In the light of the foregoing considerations, it follows that this part of the application is manifestly ill-founded within the meaning of Article 35 § 3 of the Convention. It must therefore be rejected pursuant to Article 35 § 4.

2. The applicant alleges discrimination on the basis of nationality and invokes Article 14 of the Convention, which provides:

“The enjoyment of the rights and freedoms set forth in this Convention shall be secured without discrimination on any ground such as sex, race, colour, language, religion, political or other opinion, national or social origin, association with a national minority, property, birth or other status.”

The Court firstly notes that, to the extent that the complaint relates to events before 28 June 1994, the date when the Convention entered into force with respect to Slovenia, it falls outside its jurisdiction ratione temporis.

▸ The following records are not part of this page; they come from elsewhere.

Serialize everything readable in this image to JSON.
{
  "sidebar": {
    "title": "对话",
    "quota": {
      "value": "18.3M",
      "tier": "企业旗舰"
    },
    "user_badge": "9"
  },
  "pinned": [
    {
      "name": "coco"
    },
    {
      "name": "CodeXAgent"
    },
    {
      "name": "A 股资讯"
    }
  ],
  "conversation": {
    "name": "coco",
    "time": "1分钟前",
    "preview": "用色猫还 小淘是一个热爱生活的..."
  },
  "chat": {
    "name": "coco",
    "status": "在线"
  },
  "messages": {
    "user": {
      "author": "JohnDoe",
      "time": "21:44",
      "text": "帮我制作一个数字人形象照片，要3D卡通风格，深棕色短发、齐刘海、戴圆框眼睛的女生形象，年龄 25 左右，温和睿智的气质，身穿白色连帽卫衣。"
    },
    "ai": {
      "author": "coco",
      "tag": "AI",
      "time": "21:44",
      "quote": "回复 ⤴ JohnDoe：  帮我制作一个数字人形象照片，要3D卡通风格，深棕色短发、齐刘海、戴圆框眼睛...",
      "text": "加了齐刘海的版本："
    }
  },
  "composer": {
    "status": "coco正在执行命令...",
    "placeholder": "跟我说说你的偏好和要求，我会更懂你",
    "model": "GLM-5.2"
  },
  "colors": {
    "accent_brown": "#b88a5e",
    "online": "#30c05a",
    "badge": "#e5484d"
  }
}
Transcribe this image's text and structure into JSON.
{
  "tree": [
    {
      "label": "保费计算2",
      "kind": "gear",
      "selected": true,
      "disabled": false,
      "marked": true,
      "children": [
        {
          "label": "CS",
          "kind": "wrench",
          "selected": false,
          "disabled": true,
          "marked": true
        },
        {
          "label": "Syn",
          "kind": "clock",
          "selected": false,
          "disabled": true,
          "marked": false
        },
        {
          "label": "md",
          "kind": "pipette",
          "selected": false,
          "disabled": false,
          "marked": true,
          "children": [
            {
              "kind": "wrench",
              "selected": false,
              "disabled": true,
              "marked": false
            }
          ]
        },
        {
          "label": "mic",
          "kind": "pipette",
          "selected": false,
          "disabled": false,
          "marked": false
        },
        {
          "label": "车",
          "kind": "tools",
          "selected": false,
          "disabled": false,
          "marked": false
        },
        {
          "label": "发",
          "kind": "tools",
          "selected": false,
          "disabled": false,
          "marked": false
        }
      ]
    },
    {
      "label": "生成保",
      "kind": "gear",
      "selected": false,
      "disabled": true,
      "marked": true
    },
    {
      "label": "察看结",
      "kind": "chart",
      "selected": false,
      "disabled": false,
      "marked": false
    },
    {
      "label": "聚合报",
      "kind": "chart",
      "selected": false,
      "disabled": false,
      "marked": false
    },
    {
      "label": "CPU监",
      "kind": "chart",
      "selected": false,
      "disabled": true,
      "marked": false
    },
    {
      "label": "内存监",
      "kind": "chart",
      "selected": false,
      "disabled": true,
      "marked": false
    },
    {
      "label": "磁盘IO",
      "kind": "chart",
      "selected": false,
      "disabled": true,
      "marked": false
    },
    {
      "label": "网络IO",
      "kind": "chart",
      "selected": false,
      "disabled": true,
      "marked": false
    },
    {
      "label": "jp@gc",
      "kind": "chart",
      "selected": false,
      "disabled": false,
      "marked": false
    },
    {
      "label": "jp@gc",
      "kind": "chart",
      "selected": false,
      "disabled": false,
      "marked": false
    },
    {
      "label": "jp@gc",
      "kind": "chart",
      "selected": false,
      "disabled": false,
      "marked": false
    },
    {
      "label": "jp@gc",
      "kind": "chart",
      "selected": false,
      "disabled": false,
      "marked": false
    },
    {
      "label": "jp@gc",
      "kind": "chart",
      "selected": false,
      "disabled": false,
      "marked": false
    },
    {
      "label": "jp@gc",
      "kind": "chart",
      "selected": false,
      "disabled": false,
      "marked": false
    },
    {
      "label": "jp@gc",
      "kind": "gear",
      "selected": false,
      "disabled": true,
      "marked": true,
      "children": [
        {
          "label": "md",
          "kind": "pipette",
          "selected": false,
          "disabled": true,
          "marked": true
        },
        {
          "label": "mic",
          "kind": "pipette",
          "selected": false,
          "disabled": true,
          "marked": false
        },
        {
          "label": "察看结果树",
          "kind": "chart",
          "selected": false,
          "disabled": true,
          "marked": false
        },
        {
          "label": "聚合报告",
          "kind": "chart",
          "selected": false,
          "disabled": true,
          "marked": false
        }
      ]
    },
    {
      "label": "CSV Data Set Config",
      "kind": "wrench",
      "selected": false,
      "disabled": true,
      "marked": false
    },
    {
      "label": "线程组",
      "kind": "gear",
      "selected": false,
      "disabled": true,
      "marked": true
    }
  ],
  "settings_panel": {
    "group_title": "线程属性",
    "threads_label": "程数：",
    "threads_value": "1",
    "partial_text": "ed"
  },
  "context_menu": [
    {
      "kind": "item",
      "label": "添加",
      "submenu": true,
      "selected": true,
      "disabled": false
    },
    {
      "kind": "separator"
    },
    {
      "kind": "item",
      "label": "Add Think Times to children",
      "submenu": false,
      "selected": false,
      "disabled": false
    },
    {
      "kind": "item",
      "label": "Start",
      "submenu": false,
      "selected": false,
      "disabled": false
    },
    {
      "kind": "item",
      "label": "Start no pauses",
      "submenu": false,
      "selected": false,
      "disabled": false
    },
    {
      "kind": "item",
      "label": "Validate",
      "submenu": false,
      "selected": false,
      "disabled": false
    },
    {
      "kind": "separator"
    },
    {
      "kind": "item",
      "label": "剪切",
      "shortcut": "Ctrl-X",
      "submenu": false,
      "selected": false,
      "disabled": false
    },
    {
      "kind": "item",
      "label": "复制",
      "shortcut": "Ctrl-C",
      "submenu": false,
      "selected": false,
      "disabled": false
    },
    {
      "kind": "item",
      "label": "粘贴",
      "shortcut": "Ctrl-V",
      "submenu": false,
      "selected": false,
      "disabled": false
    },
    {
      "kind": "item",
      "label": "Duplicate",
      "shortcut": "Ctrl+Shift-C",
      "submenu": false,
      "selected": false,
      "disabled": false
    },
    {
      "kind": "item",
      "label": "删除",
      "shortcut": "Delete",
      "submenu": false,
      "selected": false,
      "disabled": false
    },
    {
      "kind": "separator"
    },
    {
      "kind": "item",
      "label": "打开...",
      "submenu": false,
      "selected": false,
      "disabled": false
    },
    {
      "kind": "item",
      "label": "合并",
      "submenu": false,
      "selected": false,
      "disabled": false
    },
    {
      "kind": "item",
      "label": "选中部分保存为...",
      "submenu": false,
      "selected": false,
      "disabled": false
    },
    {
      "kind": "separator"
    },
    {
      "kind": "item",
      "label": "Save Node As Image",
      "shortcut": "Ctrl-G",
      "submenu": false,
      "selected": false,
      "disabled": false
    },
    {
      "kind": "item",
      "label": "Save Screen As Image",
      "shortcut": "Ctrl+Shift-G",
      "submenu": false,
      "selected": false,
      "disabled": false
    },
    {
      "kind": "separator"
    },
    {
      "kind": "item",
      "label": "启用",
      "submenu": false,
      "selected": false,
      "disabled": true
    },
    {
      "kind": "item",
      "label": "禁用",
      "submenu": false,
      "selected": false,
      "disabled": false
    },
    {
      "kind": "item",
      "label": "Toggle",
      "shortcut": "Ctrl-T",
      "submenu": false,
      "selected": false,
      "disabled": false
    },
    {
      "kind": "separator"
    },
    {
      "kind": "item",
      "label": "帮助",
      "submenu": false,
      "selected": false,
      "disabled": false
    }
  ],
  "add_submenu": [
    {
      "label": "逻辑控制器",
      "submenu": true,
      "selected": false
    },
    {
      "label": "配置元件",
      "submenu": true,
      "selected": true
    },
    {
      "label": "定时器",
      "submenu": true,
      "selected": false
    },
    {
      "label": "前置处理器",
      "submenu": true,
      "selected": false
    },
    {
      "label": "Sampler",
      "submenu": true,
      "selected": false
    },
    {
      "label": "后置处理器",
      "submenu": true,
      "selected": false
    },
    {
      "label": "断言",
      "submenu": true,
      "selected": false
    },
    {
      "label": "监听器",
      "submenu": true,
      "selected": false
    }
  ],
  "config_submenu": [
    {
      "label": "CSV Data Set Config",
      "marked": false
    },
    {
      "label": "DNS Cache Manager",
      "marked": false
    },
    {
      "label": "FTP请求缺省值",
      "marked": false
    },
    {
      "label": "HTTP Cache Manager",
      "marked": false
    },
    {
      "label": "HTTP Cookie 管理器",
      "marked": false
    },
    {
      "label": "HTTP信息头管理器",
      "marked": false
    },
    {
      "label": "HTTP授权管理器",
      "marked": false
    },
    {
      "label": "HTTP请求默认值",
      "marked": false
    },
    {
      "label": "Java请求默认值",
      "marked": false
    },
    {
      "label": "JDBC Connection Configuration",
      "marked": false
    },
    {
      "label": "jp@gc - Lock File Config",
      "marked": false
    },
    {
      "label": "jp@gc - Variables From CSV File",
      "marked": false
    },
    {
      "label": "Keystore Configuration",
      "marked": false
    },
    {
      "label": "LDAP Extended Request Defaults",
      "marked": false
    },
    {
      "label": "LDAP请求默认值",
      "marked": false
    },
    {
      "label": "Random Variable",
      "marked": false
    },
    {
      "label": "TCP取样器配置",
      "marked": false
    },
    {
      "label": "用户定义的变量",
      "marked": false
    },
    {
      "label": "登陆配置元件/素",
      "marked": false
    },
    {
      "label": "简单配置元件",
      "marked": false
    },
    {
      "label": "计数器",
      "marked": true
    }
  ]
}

In so far as the applicant's complaint may be understood to concern the denial of citizenship, the Court recalls that the right to citizenship is not as such guaranteed by the Convention or its Protocols, although the Court does not exclude that an arbitrary denial of a citizenship might in certain circumstances raise an issue under Article 8 of the Convention because of the impact of such a denial on the private life of the individual (see, inter alia, Karassev v. Finland (dec.), no. 31414/96, ECHR 1999-II). However, despite two separate requests, the applicant's lawyer submitted only the Ministry of Interior's decision of 29 April 2002 awarding the Slovenian citizenship to the applicant and his two children. The Court therefore concludes that the applicant can no longer claim to be a victim of the alleged violation.

It follows that this part of the application must be rejected under Article 35 § 4 of the Convention.

For these reasons, the Court unanimously

Declares the application inadmissible.